Par des mémoires en défense, enregistrés les 19 février 2026 et 8 avril 2026, la FFF, représentée par la SARL Matuchansky, Poupot et Valdelièvre, conclut au rejet de la requête et à ce que soit mise à la charge de la SASP Paris Saint-Germain Football une somme de 4 000 euros en application de l’article L. 761-1 du code de justice administrative.
Elle soutient que les moyens de la requête ne sont pas fondés.
Vu les autres pièces du dossier.
Vu :
- le code des relations entre le public et l’administration ;
- le code du sport ;
- les règlements généraux de la Fédération française de football ;
- le code de justice administrative.
Les parties ont été régulièrement averties du jour de l’audience.
Ont été entendus au cours de l’audience publique :
- le rapport de M. Buron,
- les conclusions de M. Rezard, rapporteur public,
- les observations de Me Moyersoen pour la société requérante,
- et les observations de Me Poupot pour la Fédération française de football.
Considérant ce qui suit :
Le 16 septembre 2023, l’équipe du Havre football club (Havre FC) a reçu celle du club du Paris Saint-Germain dans le cadre de la quatrième journée du championnat national U19 organisé par la Fédération française de football (FFF). Par décision du 5 octobre 2023, la commission fédérale de discipline de la FFF a infligé à la société anonyme sportive professionnelle (SASP) Paris Saint-Germain Football une amende de 800 euros au motif que des supporters du club avaient, à l’occasion de cette rencontre, fait usage d’engins pyrotechniques. Par décision du 21 novembre 2023, la commission supérieure d’appel de la FFF a confirmé la sanction prononcée. La SASP Paris Saint-Germain Football a saisi le 22 décembre 2023 le Comité national olympique et sportif français à fin de conciliation, conformément aux dispositions de l’article R. 141-5 du code du sport. La conciliatrice a émis le 29 février 2024 une proposition de conciliation consistant en le maintien de la sanction prononcée par la commission supérieure d’appel de la FFF. La SASP Paris Saint-Germain Football, qui a refusé cette proposition le 11 mars 2024, demande au tribunal d’annuler la décision précitée du 21 novembre 2023 par laquelle la commission supérieure d’appel de la FFF lui a infligé une amende de 800 euros.

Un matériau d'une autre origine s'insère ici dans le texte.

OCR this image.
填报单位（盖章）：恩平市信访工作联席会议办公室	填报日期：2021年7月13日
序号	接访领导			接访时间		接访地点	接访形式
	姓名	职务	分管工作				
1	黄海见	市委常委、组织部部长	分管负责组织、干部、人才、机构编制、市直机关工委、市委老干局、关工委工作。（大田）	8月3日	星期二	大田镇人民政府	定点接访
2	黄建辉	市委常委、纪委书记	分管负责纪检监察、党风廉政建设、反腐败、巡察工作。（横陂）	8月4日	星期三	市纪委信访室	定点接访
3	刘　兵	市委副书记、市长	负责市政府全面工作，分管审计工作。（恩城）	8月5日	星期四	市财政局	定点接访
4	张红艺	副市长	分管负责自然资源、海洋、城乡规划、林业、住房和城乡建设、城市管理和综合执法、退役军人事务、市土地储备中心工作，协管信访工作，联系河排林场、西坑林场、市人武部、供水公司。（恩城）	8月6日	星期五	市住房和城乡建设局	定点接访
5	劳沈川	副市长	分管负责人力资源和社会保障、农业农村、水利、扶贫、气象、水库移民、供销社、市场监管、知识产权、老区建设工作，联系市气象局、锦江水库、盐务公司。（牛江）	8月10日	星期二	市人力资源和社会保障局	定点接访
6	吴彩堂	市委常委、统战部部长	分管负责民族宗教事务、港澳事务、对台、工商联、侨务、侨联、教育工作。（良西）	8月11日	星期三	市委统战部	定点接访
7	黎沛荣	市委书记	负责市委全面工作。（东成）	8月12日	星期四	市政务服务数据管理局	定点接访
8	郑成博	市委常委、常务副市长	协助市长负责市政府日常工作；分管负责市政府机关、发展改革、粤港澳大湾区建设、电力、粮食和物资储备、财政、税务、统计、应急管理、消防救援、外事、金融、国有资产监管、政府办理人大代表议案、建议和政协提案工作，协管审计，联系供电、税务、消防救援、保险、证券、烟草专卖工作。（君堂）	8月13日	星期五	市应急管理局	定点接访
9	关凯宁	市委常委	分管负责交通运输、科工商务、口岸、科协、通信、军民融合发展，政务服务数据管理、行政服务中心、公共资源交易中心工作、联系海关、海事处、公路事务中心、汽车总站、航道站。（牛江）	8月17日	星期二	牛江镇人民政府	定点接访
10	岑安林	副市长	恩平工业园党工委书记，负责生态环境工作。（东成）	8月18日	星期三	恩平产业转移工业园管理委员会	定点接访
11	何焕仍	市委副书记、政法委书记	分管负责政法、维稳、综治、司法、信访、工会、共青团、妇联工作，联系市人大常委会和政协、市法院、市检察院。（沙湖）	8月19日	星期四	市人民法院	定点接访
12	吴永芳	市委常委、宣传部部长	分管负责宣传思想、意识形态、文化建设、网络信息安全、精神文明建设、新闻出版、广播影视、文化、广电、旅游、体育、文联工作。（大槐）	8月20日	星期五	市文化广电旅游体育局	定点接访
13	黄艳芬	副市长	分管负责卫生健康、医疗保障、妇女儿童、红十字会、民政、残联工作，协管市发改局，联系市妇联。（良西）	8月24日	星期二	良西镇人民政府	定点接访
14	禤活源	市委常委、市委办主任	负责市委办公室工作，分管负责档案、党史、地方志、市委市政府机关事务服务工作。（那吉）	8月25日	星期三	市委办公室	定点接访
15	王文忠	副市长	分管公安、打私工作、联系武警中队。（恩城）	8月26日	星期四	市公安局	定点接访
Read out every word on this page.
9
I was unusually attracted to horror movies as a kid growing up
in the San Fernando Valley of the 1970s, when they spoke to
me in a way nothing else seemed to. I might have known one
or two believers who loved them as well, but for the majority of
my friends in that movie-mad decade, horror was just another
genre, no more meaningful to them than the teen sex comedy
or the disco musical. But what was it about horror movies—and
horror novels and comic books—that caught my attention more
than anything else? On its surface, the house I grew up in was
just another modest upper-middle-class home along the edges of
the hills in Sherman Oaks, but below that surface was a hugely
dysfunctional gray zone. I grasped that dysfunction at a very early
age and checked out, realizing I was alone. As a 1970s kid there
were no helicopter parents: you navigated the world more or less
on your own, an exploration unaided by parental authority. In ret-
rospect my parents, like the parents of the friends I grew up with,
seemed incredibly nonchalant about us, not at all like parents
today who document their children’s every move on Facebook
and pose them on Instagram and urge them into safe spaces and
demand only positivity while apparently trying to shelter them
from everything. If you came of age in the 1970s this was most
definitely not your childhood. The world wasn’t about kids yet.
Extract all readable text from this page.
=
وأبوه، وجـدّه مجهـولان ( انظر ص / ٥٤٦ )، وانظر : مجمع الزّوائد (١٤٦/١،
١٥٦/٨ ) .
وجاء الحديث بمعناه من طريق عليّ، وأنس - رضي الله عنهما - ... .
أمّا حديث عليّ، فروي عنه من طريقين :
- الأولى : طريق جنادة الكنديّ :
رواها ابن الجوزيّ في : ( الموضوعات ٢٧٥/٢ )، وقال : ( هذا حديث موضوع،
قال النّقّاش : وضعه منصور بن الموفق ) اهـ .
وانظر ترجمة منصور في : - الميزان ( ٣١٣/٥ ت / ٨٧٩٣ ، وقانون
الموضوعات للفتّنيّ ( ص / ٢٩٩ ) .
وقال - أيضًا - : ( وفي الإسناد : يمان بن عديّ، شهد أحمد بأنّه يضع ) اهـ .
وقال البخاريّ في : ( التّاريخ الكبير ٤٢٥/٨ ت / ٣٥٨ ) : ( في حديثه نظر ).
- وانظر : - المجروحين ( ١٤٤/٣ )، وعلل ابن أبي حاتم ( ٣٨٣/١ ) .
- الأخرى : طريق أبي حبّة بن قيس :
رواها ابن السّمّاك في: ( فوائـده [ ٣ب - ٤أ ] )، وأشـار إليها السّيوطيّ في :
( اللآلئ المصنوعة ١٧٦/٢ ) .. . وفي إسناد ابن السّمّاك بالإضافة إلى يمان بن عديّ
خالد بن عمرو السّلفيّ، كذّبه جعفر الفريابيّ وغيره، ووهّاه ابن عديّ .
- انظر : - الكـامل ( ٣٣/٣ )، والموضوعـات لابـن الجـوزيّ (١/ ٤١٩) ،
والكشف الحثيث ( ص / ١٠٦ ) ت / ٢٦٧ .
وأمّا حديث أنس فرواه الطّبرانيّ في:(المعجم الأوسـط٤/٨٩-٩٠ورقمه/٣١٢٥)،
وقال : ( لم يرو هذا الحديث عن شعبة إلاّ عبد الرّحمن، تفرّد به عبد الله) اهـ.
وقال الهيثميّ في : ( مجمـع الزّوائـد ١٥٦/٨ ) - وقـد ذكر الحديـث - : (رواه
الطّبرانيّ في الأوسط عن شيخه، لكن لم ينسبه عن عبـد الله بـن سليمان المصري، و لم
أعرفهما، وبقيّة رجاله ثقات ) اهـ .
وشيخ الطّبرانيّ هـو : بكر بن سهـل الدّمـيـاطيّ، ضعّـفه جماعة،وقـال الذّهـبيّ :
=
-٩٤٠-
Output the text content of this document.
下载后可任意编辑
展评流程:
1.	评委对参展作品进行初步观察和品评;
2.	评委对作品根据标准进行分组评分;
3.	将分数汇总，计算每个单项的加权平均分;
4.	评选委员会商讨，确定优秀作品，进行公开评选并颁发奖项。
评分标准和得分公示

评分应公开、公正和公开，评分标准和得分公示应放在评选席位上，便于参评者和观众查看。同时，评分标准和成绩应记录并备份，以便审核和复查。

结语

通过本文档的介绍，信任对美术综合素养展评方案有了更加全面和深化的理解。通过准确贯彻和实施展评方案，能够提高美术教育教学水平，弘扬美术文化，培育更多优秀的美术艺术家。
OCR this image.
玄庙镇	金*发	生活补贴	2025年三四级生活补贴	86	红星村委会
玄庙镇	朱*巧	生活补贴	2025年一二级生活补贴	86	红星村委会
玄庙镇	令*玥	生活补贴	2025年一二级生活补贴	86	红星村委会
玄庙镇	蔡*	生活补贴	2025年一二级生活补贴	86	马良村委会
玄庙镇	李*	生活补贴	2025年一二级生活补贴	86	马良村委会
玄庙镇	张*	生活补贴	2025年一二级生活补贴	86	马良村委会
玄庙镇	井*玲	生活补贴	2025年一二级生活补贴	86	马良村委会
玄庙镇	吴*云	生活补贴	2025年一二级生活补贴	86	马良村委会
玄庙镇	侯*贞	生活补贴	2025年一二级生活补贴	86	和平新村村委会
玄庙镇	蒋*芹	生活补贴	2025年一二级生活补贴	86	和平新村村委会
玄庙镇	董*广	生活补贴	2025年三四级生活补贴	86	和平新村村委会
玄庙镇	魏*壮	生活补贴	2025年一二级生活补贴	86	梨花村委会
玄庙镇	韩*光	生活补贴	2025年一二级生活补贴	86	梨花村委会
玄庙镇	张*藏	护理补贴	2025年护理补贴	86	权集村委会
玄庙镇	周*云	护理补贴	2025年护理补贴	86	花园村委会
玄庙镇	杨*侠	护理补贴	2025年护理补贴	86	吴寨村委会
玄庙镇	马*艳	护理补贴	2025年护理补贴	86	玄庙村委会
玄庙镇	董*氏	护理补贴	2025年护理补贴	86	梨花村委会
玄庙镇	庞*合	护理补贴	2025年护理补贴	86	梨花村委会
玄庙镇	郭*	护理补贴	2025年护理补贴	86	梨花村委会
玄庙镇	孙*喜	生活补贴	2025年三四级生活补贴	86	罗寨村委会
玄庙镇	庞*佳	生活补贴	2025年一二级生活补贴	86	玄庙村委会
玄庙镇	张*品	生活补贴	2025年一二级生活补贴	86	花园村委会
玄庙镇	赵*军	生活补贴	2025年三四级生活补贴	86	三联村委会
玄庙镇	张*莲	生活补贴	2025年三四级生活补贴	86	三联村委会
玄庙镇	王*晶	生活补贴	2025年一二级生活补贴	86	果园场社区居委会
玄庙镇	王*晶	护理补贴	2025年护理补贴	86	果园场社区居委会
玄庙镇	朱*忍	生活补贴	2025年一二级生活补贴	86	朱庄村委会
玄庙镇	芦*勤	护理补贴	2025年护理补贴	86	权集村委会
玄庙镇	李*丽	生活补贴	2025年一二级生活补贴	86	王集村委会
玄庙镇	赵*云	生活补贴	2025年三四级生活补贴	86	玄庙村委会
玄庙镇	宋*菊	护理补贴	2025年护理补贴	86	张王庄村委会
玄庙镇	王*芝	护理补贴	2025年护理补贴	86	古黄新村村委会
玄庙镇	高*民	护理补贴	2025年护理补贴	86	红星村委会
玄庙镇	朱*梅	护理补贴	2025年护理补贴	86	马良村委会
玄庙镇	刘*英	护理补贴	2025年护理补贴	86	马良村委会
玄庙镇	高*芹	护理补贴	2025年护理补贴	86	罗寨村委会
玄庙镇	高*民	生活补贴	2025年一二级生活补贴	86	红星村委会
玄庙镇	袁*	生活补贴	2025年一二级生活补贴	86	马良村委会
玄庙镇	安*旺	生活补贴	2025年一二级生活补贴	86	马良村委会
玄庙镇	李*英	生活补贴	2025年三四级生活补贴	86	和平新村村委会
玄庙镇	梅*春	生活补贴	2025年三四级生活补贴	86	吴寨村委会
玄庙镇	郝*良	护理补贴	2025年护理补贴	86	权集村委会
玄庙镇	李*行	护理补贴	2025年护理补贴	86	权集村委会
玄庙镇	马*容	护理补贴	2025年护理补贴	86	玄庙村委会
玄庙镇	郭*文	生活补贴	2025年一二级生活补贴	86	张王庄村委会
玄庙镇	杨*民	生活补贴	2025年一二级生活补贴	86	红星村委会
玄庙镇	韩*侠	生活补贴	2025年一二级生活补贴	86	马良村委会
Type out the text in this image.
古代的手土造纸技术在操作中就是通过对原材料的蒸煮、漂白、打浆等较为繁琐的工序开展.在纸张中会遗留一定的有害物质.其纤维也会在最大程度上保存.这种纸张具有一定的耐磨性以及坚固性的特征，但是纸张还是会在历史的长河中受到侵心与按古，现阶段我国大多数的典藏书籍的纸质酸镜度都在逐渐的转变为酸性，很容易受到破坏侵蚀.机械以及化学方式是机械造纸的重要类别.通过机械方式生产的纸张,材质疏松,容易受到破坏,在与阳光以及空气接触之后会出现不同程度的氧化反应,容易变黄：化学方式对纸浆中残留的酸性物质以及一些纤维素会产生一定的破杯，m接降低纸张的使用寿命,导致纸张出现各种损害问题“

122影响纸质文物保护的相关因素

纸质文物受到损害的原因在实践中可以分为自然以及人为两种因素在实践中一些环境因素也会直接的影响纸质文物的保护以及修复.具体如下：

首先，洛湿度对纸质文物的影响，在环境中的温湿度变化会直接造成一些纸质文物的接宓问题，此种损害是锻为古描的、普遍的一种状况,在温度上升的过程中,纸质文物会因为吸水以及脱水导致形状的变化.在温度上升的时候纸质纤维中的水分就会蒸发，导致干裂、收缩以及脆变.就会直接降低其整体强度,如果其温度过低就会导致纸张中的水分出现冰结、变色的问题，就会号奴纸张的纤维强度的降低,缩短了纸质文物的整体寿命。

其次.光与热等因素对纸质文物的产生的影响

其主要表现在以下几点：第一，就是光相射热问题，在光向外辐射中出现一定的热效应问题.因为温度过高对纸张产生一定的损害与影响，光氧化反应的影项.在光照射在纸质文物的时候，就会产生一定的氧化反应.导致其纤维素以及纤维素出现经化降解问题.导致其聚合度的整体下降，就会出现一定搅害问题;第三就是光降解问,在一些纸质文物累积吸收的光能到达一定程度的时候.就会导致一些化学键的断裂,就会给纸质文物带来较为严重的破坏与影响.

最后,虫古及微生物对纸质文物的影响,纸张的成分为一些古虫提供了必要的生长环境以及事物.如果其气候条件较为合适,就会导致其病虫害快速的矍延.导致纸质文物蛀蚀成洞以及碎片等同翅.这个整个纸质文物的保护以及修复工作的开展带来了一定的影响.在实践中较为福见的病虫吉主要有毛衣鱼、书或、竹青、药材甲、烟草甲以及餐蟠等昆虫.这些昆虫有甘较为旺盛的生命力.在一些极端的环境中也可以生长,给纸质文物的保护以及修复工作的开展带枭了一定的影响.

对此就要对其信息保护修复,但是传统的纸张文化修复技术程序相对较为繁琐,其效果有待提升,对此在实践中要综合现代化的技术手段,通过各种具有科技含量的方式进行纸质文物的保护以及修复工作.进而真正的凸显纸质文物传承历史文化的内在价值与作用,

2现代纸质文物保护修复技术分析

Sur les conclusions à fin d’annulation :
En ce qui concerne la légalité externe :
En premier lieu, aux termes de l’article 8 des règlements généraux de la Fédération française de football applicables à la saison 2019-2020 : « 1. La Commission Supérieure d’Appel, ainsi que son Président et ses deux vice-présidents, est nommée par le Comité Exécutif pour 4 ans. Elle siège selon deux configurations spécifiques : – Une configuration chargée d’examiner les appels portant sur des décisions à caractère disciplinaire, rendues en premier ressort par une Commission de la L.F.P. ; – Une configuration chargée d’examiner les appels provenant des Commissions Fédérales, hormis les exceptions visées à l’article 7 des présents règlements ayant leur propres Commissions d’appel, et des Ligues Régionales conformément au Règlement Disciplinaire. / Le Président de la Commission Supérieure d’Appel préside ces deux configurations, assisté dans chacune d’elles d’un vice-président. Les deux vice-présidents sont membres des deux configurations. / Chaque configuration comprend en son sein, au minimum un représentant de la Commission Fédérale des Arbitres et un représentant de la Commission Fédérale des Educateurs et Entraineurs de Football. (…) ». Aux termes de l’article 3.2.1 du règlement disciplinaire de la FFF : « Les organes disciplinaires se réunissent soit selon un calendrier préétabli, soit sur convocation de leur président ou de la personne qu’il désigne à cet effet. Les organes disciplinaires délibèrent valablement lorsque trois membres au moins sont présents. Les décisions sont prises à la majorité simple des présents. En cas de partage égal des voix, celle du président de séance est prépondérante. En cas d’absence du président, un membre désigné par les membres présents préside les débats. Le président de séance de l’organe disciplinaire désigne soit un membre de celui-ci, soit une autre personne pour assurer les fonctions de secrétaire de séance. »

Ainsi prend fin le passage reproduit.